Before executing a kernel on the GPU, all of the data used by kernel needs to be transferred from the CPU memory to the GPU memory. After execution, the data produced by the kernel most likely needs to be transferred back to the CPU memory. The function most commonly used to accomplish this memory transferring is cudaMemcpy.

Figure 1 shows the average transfer time using cudaMemcpy across a wide range of transfer sizes. All data was collected on Barracuda10, which has the following hardware setup: 3.20 GHz Core 2 Extreme processor, GTX 280 GPU, and PCIe version 2.0. Four different configurations were measured; they are differentiated by whether they measure transfers to or from the GPU memory and whether they use pinned or non-pinned memory. Pinned memory is memory allocated using the cudaMallocHost function, which prevents the memory by being swapped out and provides improved transfer speeds. Non-pinned memory is memory allocated using the malloc function. See Memory Management Overhead for details on the performance difference between cudaMallocHost and malloc.

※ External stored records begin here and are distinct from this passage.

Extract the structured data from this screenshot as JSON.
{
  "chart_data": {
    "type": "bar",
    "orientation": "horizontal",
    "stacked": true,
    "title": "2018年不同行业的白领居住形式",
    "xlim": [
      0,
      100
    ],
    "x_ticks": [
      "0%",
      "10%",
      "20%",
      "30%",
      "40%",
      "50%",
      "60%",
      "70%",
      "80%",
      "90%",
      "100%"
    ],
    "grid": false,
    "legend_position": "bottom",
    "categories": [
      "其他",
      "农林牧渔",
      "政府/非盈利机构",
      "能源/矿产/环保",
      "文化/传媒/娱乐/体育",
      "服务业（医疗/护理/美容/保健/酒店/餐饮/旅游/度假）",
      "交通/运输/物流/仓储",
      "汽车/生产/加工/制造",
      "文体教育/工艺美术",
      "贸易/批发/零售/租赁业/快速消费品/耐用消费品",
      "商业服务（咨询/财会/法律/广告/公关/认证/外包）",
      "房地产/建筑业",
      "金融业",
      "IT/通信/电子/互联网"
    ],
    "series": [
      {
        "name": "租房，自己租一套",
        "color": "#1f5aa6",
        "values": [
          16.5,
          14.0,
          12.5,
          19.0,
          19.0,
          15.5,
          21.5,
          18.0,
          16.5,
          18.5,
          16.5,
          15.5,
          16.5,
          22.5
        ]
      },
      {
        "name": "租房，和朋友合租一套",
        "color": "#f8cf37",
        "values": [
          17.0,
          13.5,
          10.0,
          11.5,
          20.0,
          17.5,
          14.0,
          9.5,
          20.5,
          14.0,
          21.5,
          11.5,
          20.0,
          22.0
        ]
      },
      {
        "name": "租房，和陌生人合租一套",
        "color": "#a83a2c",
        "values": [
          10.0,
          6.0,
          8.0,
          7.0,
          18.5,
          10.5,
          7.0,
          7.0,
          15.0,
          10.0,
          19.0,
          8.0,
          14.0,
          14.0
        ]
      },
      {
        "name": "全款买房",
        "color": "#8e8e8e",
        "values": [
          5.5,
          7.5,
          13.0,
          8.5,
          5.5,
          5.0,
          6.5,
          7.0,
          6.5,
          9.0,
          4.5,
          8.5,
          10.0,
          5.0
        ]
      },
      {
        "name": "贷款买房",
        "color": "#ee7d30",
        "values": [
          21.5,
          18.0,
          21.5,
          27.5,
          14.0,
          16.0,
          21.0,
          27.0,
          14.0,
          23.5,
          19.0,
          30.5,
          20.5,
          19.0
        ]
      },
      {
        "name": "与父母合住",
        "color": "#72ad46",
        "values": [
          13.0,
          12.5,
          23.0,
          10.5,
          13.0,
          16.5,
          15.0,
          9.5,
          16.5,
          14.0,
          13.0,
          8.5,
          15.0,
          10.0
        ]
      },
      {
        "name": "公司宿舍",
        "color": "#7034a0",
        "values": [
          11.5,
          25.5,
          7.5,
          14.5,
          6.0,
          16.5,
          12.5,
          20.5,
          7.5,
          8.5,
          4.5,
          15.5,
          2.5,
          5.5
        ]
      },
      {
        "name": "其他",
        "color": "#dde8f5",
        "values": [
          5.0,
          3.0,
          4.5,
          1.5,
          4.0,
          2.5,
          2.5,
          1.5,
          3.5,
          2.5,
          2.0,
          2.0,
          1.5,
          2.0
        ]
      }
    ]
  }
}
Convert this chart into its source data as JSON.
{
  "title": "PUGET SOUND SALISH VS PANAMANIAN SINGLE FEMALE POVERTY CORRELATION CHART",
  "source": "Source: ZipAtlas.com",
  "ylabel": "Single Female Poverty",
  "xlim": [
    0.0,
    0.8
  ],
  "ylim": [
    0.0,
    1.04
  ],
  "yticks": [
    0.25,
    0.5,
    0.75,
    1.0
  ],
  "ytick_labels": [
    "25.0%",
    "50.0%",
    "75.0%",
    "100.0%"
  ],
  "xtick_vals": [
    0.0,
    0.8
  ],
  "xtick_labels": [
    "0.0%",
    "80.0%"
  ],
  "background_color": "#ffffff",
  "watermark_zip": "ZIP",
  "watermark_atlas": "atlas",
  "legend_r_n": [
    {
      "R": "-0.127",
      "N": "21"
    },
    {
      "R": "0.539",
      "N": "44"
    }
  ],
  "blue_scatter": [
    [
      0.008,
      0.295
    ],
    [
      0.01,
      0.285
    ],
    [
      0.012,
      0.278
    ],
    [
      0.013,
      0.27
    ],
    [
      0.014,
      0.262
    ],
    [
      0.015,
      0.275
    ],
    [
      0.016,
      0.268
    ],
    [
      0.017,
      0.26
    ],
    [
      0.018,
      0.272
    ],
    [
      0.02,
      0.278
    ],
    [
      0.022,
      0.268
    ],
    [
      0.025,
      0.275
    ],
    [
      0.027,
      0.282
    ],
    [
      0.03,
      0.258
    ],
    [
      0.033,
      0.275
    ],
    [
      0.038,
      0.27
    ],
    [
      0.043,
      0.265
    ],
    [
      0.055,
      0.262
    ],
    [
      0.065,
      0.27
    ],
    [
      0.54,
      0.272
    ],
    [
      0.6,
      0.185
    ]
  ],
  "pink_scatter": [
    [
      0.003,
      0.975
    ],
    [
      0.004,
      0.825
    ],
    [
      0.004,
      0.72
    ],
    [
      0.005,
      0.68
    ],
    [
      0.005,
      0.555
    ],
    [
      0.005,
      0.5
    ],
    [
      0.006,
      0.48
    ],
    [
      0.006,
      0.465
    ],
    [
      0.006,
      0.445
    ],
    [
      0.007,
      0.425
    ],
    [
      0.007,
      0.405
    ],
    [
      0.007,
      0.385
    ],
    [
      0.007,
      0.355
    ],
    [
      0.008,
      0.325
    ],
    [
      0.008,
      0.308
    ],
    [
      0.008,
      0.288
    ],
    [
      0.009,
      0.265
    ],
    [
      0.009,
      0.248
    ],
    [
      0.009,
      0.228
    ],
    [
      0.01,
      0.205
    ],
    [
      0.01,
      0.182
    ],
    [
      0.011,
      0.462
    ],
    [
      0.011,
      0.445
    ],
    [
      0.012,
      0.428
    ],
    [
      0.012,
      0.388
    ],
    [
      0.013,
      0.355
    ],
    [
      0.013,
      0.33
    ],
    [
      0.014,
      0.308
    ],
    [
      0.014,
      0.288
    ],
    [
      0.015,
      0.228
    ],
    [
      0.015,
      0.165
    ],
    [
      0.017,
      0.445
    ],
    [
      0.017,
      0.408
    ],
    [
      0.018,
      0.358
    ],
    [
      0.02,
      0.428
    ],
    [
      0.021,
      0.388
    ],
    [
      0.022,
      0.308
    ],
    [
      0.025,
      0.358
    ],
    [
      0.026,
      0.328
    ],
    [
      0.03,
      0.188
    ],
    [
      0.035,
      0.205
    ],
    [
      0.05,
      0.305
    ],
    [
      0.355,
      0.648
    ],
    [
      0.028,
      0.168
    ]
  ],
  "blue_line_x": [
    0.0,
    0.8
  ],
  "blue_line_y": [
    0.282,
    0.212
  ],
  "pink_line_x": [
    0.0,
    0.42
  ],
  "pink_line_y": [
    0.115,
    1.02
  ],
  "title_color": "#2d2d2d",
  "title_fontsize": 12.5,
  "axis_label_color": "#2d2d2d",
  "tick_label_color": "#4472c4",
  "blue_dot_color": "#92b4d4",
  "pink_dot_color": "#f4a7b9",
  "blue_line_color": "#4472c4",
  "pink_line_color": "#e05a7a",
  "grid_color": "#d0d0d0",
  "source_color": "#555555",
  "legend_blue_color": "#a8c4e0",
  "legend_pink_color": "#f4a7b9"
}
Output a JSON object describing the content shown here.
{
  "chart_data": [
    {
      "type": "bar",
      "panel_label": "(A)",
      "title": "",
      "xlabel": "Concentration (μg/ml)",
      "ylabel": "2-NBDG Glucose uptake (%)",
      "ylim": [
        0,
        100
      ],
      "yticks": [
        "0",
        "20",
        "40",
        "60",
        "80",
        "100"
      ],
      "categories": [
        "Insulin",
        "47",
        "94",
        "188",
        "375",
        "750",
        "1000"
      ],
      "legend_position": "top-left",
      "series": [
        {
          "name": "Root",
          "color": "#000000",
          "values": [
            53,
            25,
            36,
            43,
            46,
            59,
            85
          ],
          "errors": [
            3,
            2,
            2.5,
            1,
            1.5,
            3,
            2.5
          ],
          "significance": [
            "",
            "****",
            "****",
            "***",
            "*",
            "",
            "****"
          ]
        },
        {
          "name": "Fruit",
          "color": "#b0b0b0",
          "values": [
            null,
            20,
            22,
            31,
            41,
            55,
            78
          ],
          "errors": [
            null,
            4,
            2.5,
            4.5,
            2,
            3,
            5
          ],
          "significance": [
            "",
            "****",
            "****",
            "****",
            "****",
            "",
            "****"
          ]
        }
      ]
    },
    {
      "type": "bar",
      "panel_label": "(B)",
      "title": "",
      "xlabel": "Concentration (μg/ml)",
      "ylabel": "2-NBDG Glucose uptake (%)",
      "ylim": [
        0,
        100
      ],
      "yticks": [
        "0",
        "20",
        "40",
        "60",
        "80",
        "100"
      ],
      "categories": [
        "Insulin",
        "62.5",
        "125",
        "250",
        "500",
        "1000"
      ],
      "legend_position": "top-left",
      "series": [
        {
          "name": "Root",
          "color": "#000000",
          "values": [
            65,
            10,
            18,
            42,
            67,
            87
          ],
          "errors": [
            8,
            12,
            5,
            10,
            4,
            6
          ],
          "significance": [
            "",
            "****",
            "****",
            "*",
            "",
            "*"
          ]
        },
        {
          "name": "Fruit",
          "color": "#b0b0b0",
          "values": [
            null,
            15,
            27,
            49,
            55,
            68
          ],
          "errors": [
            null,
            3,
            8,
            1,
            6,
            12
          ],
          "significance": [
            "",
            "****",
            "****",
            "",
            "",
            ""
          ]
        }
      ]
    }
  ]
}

For small transfer sizes, there is a constant overhead of about 10 microseconds. At around 8 KB, the transfer time starts to increase linearly and the the performance advantage of pinned memory becomes more significant. For pinned memory, the direction of transfer (to or from GPU memory) has no noticeable impact on the transfer time. For non-pinned memory, the direction of transfer has no noticeable impact for transfer sizes larger than 10 MB.


Figure 1: Time per memory transfer as a function of transfer size. Note the logarithmic scales.


Figure 2 shows the average transfer throughput across the same range of transfer sizes. For small transfer sizes, there is little difference between the various configurations. Above about 16 KB, there is a significant difference between pinned and non-pinned memory. At the largest transfer sizes, pinned memory provides approximately 2.4x higher throughput than non-pinned memory.


Figure 2: Transfer throughput as a function of transfer size. Note the logarithmic scales.